Continuing a trend of increasingly violent and revolutionary rhetoric advanced by conservative media figures, Newsmax columnist John Perry wrote that President Obama "is inviting" a military coup and detailed the reasons he said officers might support such a "[m]ilitary intervention" with the end result being one in which "[s]killed, military-trained, nation-builders would replace accountability-challenged, radical-left commissars." On the same day, radio host Jim Quinn told armed service members to "run for your life, get out," because Obama "is gonna get you killed."
From Chuck Norris' August 4 Creators Syndicate column:
Believe it or not, I'm not writing you to challenge whether or not you were born in America, though I see nothing wrong with the American public's voicing that constitutionally based grievance with someone in your esteemed position. As one blogger wrote, after all, "We aren't talking about a 12-year-old qualifying to play Little League here." Or as Ronald Reagan once said, "Trust but verify."
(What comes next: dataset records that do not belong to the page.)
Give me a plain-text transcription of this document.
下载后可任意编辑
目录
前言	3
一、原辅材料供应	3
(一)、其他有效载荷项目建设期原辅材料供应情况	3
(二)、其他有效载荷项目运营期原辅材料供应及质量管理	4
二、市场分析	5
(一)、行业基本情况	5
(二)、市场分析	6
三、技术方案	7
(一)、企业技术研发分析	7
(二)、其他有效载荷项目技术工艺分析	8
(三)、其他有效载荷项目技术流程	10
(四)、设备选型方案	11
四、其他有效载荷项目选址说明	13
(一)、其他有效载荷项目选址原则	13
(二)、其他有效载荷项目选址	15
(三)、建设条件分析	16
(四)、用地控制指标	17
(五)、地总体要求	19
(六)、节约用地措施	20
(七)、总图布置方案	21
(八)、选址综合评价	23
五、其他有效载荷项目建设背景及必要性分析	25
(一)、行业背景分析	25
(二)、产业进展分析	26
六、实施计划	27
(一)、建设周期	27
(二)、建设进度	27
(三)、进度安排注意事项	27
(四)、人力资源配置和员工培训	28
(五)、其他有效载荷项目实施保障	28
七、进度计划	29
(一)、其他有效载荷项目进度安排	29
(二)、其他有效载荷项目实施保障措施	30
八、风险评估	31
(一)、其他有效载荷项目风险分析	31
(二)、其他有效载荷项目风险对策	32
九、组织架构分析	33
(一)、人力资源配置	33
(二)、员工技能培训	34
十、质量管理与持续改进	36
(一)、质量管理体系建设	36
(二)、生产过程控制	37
I must admit that I find it a bit of a groundless stretch not to believe in the birth announcements in two major Hawaiian newspapers in August 1961, in which Hawaii's Health Department would have been required to post information it received directly from hospitals: "Mr. and Mrs. Barack H. Obama, 6085 Kalanianaole Hwy., son, Aug. 4." Nevertheless, that proof doesn't answer why you refuse to reveal your original birth certificate and end the growing tides of controversy.
I'm writing you because this is no longer a matter merely about proving you meet a presidential prerequisite in the Constitution. Refusing to post your original birth certificate is an unwise political and leadership decision that is enabling the "birther" controversy. The nation you are called to lead is experiencing a growing swell of conspirators who are convinced that you are covering up something. So why not just prove them wrong and shut them up?
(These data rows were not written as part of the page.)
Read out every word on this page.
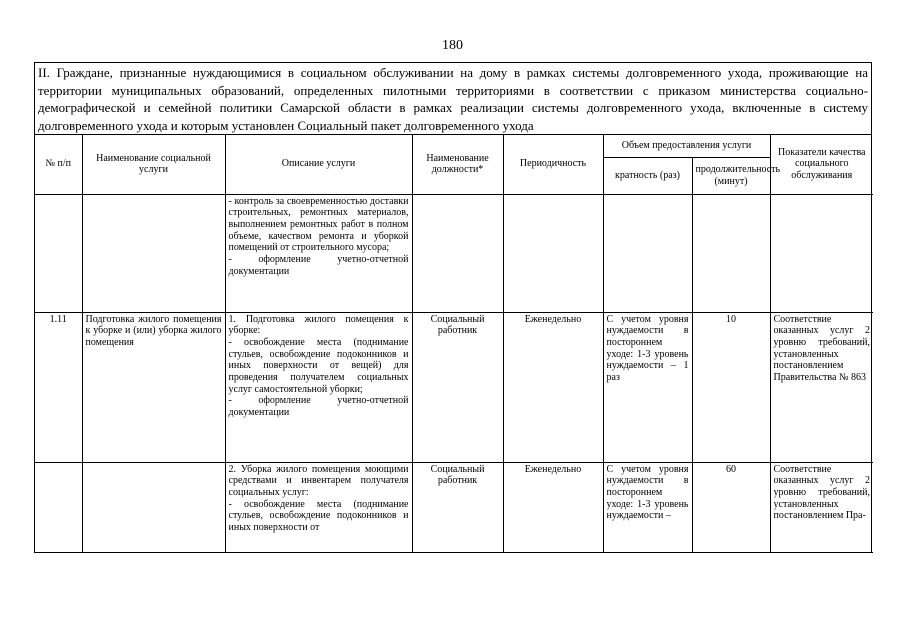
180
II. Граждане, признанные нуждающимися в социальном обслуживании на дому в рамках системы долговременного ухода, проживающие на территории муниципальных образований, определенных пилотными территориями в соответствии с приказом министерства социально-демографической и семейной политики Самарской области в рамках реализации системы долговременного ухода, включенные в систему долговременного ухода и которым установлен Социальный пакет долговременного ухода
№ п/п	Наименование социальной услуги	Описание услуги	Наименование должности*	Периодичность	Объем предоставления услуги		Показатели качества социального обслуживания
					кратность (раз)	продолжительность (минут)	
		- контроль за своевременностью доставки строительных, ремонтных материалов, выполнением ремонтных работ в полном объеме, качеством ремонта и уборкой помещений от строительного мусора;
- оформление учетно-отчетной документации					
1.11	Подготовка жилого помещения к уборке и (или) уборка жилого помещения	1. Подготовка жилого помещения к уборке:
- освобождение места (поднимание стульев, освобождение подоконников и иных поверхности от вещей) для проведения получателем социальных услуг самостоятельной уборки;
- оформление учетно-отчетной документации	Социальный работник	Еженедельно	С учетом уровня нуждаемости в постороннем уходе: 1-3 уровень нуждаемости – 1 раз	10	Соответствие оказанных услуг 2 уровню требований, установленных постановлением Правительства № 863

		2. Уборка жилого помещения моющими средствами и инвентарем получателя социальных услуг:
- освобождение места (поднимание стульев, освобождение подоконников и иных поверхности от	Социальный работник	Еженедельно	С учетом уровня нуждаемости в постороннем уходе: 1-3 уровень нуждаемости –	60	Соответствие оказанных услуг 2 уровню требований, установленных постановлением Пра-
I agree with CNN's Lou Dobbs, who was chastised by his own media outlet for demanding the release of your original birth certificate. Why was that such a bad request? We certainly know why Jon Klein, the president of CNN/U.S., thought it was a bad idea. He previously declared that CNN researchers had determined that your 1961 birth certificate no longer exists. But Hawaii officials confirmed again last week that they indeed have your original birth certificate on file.
Mr. President, as more and more people realize that you are refusing to release your original birth certificate, further questions will fuel the fires of debate or at least hinder the embers from ever being snuffed out. Questions such as, "Does it really contain the Hawaiian physician's name?" "Does it disclose something other than his birthplace that he wishes others not to see?"
Chuck Norris repeated the false claim that pedophiles could be protected under the Local Law Enforcement Hate Crimes Prevention Act.